Analyze data in RDS and DynamoDB with Amazon Athena Federated Query
Recently I was working on a project which leveraged both Amazon RDS and DynamoDB for different data accessing and persistence scenarios. Overtime, as more users onboarded, there is an increasing demand on analyzing data to generate business insight.
Understand requirements by Personas
In any project that requires certain level of data analytics, it is always critical to understand that people from different perspectives will look at data in different aspects, using different tools, in different frequencies.
For example:
- Management team may prefer to review a group of KPI like revenue, profit (aspect) on a web-based (tool) dashboard weekly or monthly (frequency) .
- A data analyst may feel more comfortable to digging out why sales is declining in a certain area (aspect) with an interactive analytics tool like Tableau or Power BI (tool)
- A customer may just need to track the real-time (frequency) logistics status for a specific order (aspect) on a mobile app (tool). Unlike previous two OLAP examples, this is more like an OLTP scenario.
A typical persona in Data Analytics project
Our challenge
As a new project, the analytics requests were quite ad-hoc. People came with some questions at first place and then more questions afterwards. These questions vary from how many users have registered so far to how long it takes to complete a certain workflow.
Without a proper self-service tool, these requests typically ended up with manual database queries performed by our support engineers on behalf of users. And the results were sent back to users in raw data form of csv files.
This approach is straight forward and practical in short term. However, it comes with a few issues:
- Analyzing data in DynamoDB tables is more complicated than relational database. Usually we need dump a table to csv and manually slice and dice the result
- Joining query with DynamoDB data and RDS data is even more complicated. This typically requires dumping multiple tables into csv and manipulate them in Excel
- The process is manual and not repeatable
Solution
After investigating a number of possible solutions, there seems to be 2 major options:
- Using an ETL job (e.g. AWS Glue job) or a CDC (Change Data Capture) solution to move data from multiple sources to single place, which could be a data warehouse (e.g. Redshift) or a data lake. Then we can use any BI (Business Intelligence) tool like Tableau, Power BI to analyse data.
- Using a lightweight solution to query data in place
The first option usually requires a large amount of effort and investment. Given that we don’t have a clear vision on how far this analytics work will go, it makes sense to pick up the second, quick-win option.
Amazon Athena Federated Query
At the heart of this solution is Amazon Athena Federated Query. With this service, you can
- run standard SQL queries across data stored in relational, non-relational, object, and custom data sources.
- query data in place instead of moving data around. This is important as we know moving data is never an easy task.
- Write query script in programming languages like Java, Python… to analyze data via Athena APIs with JDBC driver.

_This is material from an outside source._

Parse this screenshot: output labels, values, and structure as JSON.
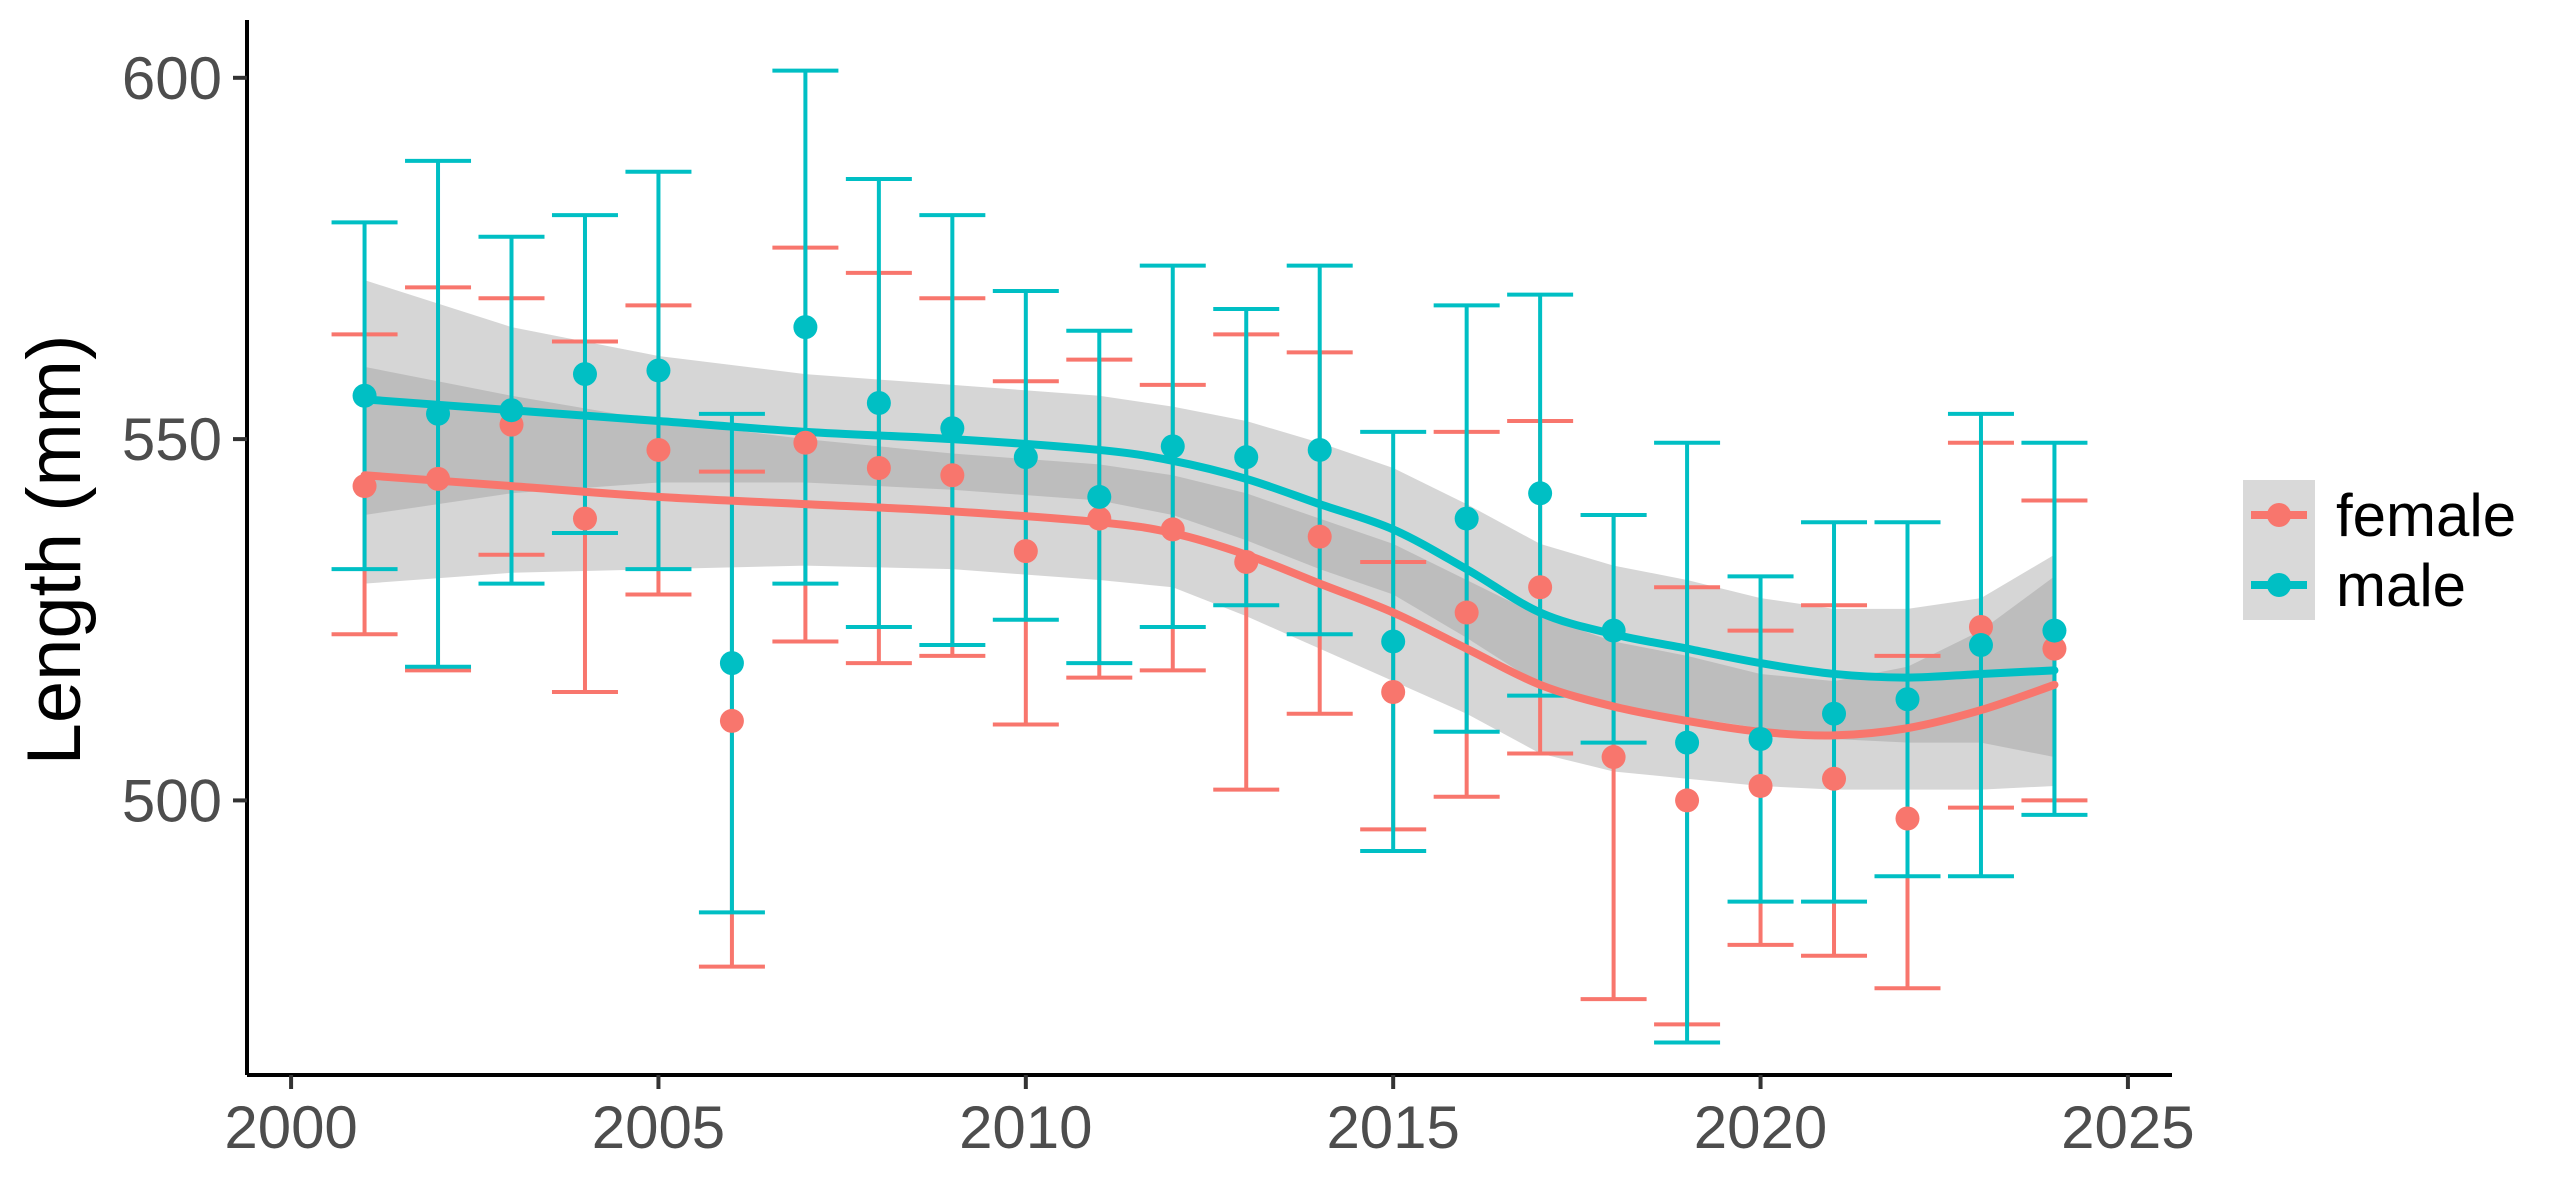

Athena uses data source connectors that run on AWS Lambda to run federated queries. A data source connector is a piece of code that can translate between your target data source and Athena. The connector automatically detects metadata about your data source before each query execution. Alternatively, you can use AWS Glue Data Catalog as the supplemental source of metadata for your connector. This can be handy when your data source doesn’t have it’s own source of metadata (e.g. DynamoDB).
Dashboard
To share analysis result across teams, a dashboard powered by Apache Echarts is generated daily and hosted on Github pages. At the back, a Jenkins job is running daily to execute query scripts written in Python and save query result to dashboard.
Conclusion
In this small experiment, we implemented a lightweight solution to analyze DynamoDB and RDS data in place using Amazon Athena Federated Query. The setup well fits our low-frequency, ad-hoc analysis use case and enables our engineers to query data in standard SQL or programming languages (e.g. Java, Python…) with JDBC driver.
Reference
AWS blog - DynamoDB Streams Use Cases and Design Patterns
Use case: How do you run analytical queries against data that is stored in DynamoDB?
Solution: For low frequency use cases, you can use Amazon Athena Federated Query or Amazon EMR with HiveQL to query directly against DynamoDB. DynamoDB is optimized for online, transactional use, where the majority of data operations are expected to be fully indexed (and materialized—to avoid variability in performance). For frequent analytical use, it’s generally better to export DynamoDB data (periodically or by ongoing stream-based propagation) into a data store such as Amazon Redshift, which is optimized by storage format to efficiently serve aggregations across large data sets.